Nah, I moved my 401K to mostly a Stable Value Fund right before that so I actually had a gain that year. but to stay on topic, it is still amazing that they screwed this up.
My rule of thumb is not to look at your age in terms of when to move retirement assets but when you exlect to draw on those funds. If that age is 60, and you need those funds to live off, then begin to move assets out of equities towards fixed rate of return.
What is difficult for retirees is trying to live off of interest when rates plummet. My advisors say that retirement funds are the last you should tap, since they grow tax deferred, in essence you are getting a return on money that would otherwise go to the government in taxes.

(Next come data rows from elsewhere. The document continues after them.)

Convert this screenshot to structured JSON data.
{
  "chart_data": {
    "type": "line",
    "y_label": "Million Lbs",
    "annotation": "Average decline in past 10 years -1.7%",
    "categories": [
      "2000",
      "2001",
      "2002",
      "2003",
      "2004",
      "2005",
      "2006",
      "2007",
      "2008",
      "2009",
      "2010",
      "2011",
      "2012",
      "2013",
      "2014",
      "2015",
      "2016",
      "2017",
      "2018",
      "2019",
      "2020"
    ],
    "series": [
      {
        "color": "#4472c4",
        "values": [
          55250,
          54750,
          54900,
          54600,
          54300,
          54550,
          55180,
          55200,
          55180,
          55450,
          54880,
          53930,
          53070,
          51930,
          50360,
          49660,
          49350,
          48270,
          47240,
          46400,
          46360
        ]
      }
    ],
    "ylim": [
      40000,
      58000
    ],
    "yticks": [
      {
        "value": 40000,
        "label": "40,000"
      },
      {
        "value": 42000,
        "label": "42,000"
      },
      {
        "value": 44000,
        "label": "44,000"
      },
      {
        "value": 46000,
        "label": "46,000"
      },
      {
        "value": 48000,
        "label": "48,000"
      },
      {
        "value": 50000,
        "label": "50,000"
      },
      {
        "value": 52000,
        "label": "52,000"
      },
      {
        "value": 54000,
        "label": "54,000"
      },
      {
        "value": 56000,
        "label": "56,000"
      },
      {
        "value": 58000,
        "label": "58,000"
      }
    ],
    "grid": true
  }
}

In terms of potential donations to sju, you can donate appreciated assets like stocks or mutual funds to the school, take the full value of the donation as a tax deduction and not have to pay taxes on the gain.
So if you invested $2,000 in Apple a dozen years ago, it could be worth 25k which when sold the gain would be taxable. Donating part or all of that investment allows you to take a deduction for that full amount donated, without ever having to pay the tax on the gain.
Another way to make a dination won't cost you a cent in your lifetime and that's through estate planning. If you are living say in a mortgage free home, your estate has an asset that may be worth $1 million or more. Pledging to donate part of your estate in a will would improve your priority points without impacting you in your lifetime.